Das Niedersächsische Oberverwaltungsgericht hat den Antrag abgelehnt. Das BVerwG ist zur Entscheidung über die Revision berufen.

Die Entscheidung

Die Bekanntmachung der Gemeinde zur öffentlichen Auslegung verstieß gegen § 3 Abs. 2 S. 2 Hs. 1 BauGB, da die in den vorhandenen Unterlagen und Stellungnahmen behandelten Umweltthemen nicht nach Themenblöcken zusammengefasst und in der ortsüblichen Bekanntmachung schlagwortartig charakterisiert waren. Der nach § 214 Abs. 1 S. 1 Nr. 2 BauGB beachtliche Verfahrensfehler ist nach § 215 Abs. 1 S. 1 Nr. 1 BauGB unbeachtlich geworden, denn niemand hat ihn – trotz entsprechender Belehrung – innerhalb eines Jahres seit Bekanntmachung des Bebauungsplans gerügt.

Der Senat hat jedoch Zweifel, ob Art. 11 der Richtlinie 2011/92/EU des Europäischen Parlaments und des Rates vom 13.12.2011 über die Umweltverträglichkeitsprüfung bei bestimmten öffentlichen und privaten Projekten (UVP-RL) so auszulegen ist, dass die Vorschrift einer Anwendung des § 215 Abs. 1 Nr. 1 BauGB in diesem Fall entgegensteht.

Art. 11 Abs. 1 UVP-RL verlangt für Mitglieder der betroffenen Öffentlichkeit einen Zugang zu einem Gericht (oder einer anderen Stelle), um die materiell-rechtliche und verfahrensrechtliche Rechtmäßigkeit eines Hoheitsaktes anzufechten. Nach der Rechtsprechung des EuGH (NVwZ 2015, 1665) beschränkt Art. 11 Abs. 1 UVP-RL aber nicht die Gründe, die mit einem Rechtsbehelf geltend gemacht werden können. Das BVerwG sieht Klärungsbedarf, ob § 215 Abs. 1 S. 1 Nr. 1 BauGB im vorliegenden Fall mit der UVP-Richtlinie vereinbar ist und hat daher den EuGH im Wege des Vorabentscheidungsverfahrens um Klärung gebeten.

Anmerkung

Von der Anwendbarkeit des § 215 Abs. 1 S. 1 Nr. 1 BauGB hängt der Ausgang des Normenkontrollverfahrens ab. Bei Anwendung der Vorschrift müsste das vorlegende Gericht die Revision zurückweisen. Nach nationalem Recht erstreckt sich die gerichtliche Prüfung nicht auf den der Gemeinde im Aufstellungsverfahren unterlaufenen Fehler.
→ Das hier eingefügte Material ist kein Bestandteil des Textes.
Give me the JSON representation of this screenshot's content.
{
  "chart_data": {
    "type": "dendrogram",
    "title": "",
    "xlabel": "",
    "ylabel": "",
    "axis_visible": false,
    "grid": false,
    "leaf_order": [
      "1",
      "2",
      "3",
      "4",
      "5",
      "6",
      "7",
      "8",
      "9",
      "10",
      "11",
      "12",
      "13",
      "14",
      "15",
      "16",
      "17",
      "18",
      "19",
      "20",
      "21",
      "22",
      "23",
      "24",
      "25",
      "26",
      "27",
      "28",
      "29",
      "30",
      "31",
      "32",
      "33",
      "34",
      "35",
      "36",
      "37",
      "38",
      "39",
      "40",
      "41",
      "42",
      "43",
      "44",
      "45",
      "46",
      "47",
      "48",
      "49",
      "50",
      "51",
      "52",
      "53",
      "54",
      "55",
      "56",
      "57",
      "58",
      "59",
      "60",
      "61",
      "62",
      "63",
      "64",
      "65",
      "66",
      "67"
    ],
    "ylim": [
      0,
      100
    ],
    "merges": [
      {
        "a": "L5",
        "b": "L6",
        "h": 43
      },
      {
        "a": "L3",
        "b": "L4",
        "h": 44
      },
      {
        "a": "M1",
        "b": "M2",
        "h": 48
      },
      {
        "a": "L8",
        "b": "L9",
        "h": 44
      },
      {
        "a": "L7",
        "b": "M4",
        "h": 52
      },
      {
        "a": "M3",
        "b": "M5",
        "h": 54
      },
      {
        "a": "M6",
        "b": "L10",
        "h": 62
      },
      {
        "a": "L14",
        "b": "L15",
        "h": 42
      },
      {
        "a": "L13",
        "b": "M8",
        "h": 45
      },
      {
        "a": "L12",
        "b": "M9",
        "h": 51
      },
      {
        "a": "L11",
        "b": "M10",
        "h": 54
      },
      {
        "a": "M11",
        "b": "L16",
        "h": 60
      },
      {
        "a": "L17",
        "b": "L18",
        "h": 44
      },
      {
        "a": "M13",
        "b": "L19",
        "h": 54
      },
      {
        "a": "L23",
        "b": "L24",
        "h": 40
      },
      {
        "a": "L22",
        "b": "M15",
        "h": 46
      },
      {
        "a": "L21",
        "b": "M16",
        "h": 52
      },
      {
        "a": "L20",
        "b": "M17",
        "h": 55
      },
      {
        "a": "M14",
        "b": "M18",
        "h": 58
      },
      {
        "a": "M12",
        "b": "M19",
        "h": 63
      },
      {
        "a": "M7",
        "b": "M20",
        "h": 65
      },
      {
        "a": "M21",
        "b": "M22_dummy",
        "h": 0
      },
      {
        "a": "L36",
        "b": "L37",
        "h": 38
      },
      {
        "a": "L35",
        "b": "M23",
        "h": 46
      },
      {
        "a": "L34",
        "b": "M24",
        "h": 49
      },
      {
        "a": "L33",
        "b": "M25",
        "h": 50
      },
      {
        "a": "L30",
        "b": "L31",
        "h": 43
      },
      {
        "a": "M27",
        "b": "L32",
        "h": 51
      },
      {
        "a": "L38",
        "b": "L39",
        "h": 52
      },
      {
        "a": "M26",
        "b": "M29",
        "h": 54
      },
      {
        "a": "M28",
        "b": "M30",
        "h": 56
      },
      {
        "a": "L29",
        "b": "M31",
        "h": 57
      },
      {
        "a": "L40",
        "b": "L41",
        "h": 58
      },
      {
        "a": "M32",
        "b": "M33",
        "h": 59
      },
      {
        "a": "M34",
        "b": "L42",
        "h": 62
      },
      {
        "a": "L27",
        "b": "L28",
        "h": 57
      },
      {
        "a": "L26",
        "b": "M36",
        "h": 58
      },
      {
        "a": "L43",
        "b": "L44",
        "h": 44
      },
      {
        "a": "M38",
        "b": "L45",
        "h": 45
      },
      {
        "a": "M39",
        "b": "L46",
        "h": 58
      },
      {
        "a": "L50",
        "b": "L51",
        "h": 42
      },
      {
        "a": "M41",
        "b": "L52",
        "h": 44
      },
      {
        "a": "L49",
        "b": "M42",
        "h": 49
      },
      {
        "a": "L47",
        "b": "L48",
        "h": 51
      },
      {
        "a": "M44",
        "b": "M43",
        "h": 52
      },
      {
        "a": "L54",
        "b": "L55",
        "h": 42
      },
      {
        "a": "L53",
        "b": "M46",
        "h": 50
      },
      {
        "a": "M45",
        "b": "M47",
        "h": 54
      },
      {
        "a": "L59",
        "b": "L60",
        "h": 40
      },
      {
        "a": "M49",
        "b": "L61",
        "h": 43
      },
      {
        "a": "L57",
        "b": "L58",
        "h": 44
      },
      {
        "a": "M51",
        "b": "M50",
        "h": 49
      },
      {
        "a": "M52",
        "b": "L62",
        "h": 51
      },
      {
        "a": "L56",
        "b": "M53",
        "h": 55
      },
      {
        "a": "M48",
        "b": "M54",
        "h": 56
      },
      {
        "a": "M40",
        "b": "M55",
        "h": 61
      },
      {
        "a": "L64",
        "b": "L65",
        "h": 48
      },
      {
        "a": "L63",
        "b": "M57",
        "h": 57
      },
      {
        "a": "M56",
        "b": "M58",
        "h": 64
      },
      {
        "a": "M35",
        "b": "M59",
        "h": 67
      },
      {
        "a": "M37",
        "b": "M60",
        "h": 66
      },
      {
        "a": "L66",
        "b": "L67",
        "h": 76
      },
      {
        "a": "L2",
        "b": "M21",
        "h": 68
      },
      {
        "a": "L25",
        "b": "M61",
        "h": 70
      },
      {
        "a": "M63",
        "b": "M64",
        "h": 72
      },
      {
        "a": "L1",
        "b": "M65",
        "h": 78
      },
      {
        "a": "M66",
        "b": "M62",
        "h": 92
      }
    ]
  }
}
Steht hingegen das Unionsrecht der Anwendung des § 215 Abs. 1 S. 1 Nr. 1 BauGB entgegen, müsste das vorlegende Gericht den Bebauungsplan für unwirksam erklären.

Sollte der EuGH die Regelung für unvereinbar mit dem Unionsrecht erklären, würde dies die in den vergangenen Jahren stetig gestiegenen Anforderungen an die kommunale Bauleitplanung weiter erhöhen. UVP-pflichtige Bebauungspläne unterlägen dann nämlich nicht mehr der Planerhaltungsregelung des § 215 Abs. 1 S. 1 Nr. 1 BauGB, so dass Verfahrens- und Formfehler nicht mehr durch Zeitablauf unbeachtlich werden würden.
Bis zur Entscheidung des Gerichtshofs hat das BVerwG das Revisionsverfahren ausgesetzt. Es bleibt abzuwarten, wie der EuGH auf die Vorlagefrage des Bundesverwaltungsgerichts antworten wird.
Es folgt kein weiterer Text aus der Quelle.